Es folgt ein hartes Durchgreifen der italienischen Behörden, mehrere
Südtiroler sterben an den Folgen von Folterungen.
1963-1987
Eduard Wallnöfer, Landeshauptmann des Bundeslandes Tirol.
1964
Errichtung der Diözesen lnnsbruck und Bozen-Brixen. In Innsbruck
finden die olympischen Winterspiele statt.
1969
Nach langwierigen Verhandlungen einigt man sich schließlich auf
das sogenannte „Paket", das in den folgenden Jahren umgesetzt
wird und einen wirksamen Minderheitenschutz für die Südtiroler
darstellt. Die englische Königin Elisabeth II. besucht Tirol.
1970
Erste gemeinsame Sitzung der Landtage von Nord- und Südtirol.
1972
In Südtirol tritt das neue Autonomiestatut in Kraft. Gründung
der „Arbeitsgemeinschaft Alpenländer".
1976
In Innsbruck finden ein zweites Mal olympische Winterspiele statt.
1983
In Innsbruck gelingt die erste erfolgreiche Herztransplantation Österreichs.
1989
Eine neue Tiroler Landesordnung wird erlassen.
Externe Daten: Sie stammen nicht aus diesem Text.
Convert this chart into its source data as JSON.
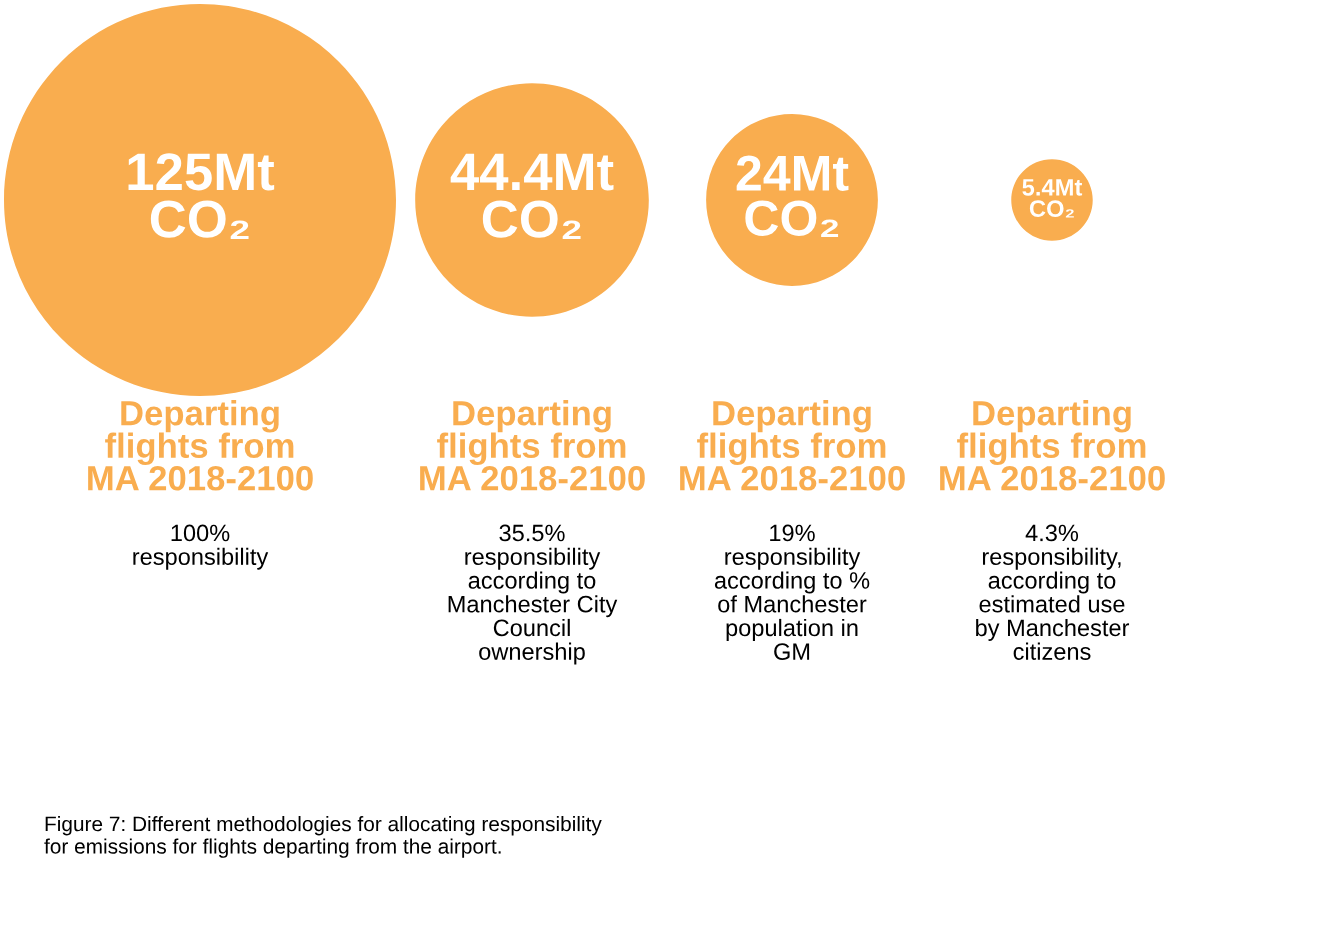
{
  "chart_data": {
    "type": "other",
    "color": "#f9ad4f",
    "categories": [
      "Departing\nflights from\nMA 2018-2100",
      "Departing\nflights from\nMA 2018-2100",
      "Departing\nflights from\nMA 2018-2100",
      "Departing\nflights from\nMA 2018-2100"
    ],
    "values": [
      125,
      44.4,
      24,
      5.4
    ],
    "value_labels": [
      "125Mt\nCO₂",
      "44.4Mt\nCO₂",
      "24Mt\nCO₂",
      "5.4Mt\nCO₂"
    ],
    "annotations": [
      "100%\nresponsibility",
      "35.5%\nresponsibility\naccording to\nManchester City\nCouncil\nownership",
      "19%\nresponsibility\naccording to %\nof Manchester\npopulation in\nGM",
      "4.3%\nresponsibility,\naccording to\nestimated use\nby Manchester\ncitizens",
      "Figure 7: Different methodologies for allocating responsibility\nfor emissions for flights departing from the airport."
    ]
  }
}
Tod des legendären
Landeshauptmanns Eduard Wallnöfer.
1995
Beitritt Österreichs zur Europäischen Union.
1997
Durch das Schengenabkommen entfallen die Grenzkontrollen am Brenner
und den anderen Tiroler Grenzübergängen.
1999
Am 23. Februar fordert ein 15m hoher Lawinenabgang in Galtür 38
Tote.
1999
Die ÖVP hält bei den Landtagswahlen ihren ersten Platz. Die
Ergebnisse im Detail: ÖVP: 47,22 %, SPÖ: 21,77 %, FPÖ:
19,62%, Grüne: 3,23 %.
2003
Bei der Landtagswahl erhält die ÖVP die absolute Mandats-Mehrheit,
starke Verluste für FPÖ. Detailergebnisse: ÖVP: 49,9
%, SPÖ: 25,9 %, Grüne: 15,6 %, FPÖ: 8 %, Sonstige: 0,7
%. Wahlbeteiligung: 60,9 %.
Dr. Manfred Scheuer wird neuer Bischof der Diözese Innsbruck.
2004
Straßenblockaden der Transitgegner führen zu erheblichen
Staus.
Innsbrucker Forscher schaffen es erstmals, Atome zu „beamen".
2005
Höchststände von Inn und Lech führen in Tirol Ende August dazu, dass mehrere Orte von der Umwelt abgeschnitten sind und in vielen Gebieten Straßen verschüttet oder zerstört werden. Die Arlbergbahn kann erst im Dezember wieder in Betrieb genommen werden. Bei einem Gondelabsturz im Tiroler Ölztal kommen am 5. September neun Menschen ums Leben. Anfang Dezember wird der Spatenstich für die neue Hungerburgbahn von Innsbruck bis zur Nordkette gesetzt. Ende des Jahres geht die Firma Pittl im Fulpmes in Konkurs. 200 Mitarbeiter verlieren ihren Arbeitsplatz.
2006
Am 23. April finden die Gemeinderatswahlen in Innsbruck statt, bei der sich Hilde Zach als Bürgermeisterin mit 11 Mandaten (Liste „Für Innsbruck“) durchsetzen kann.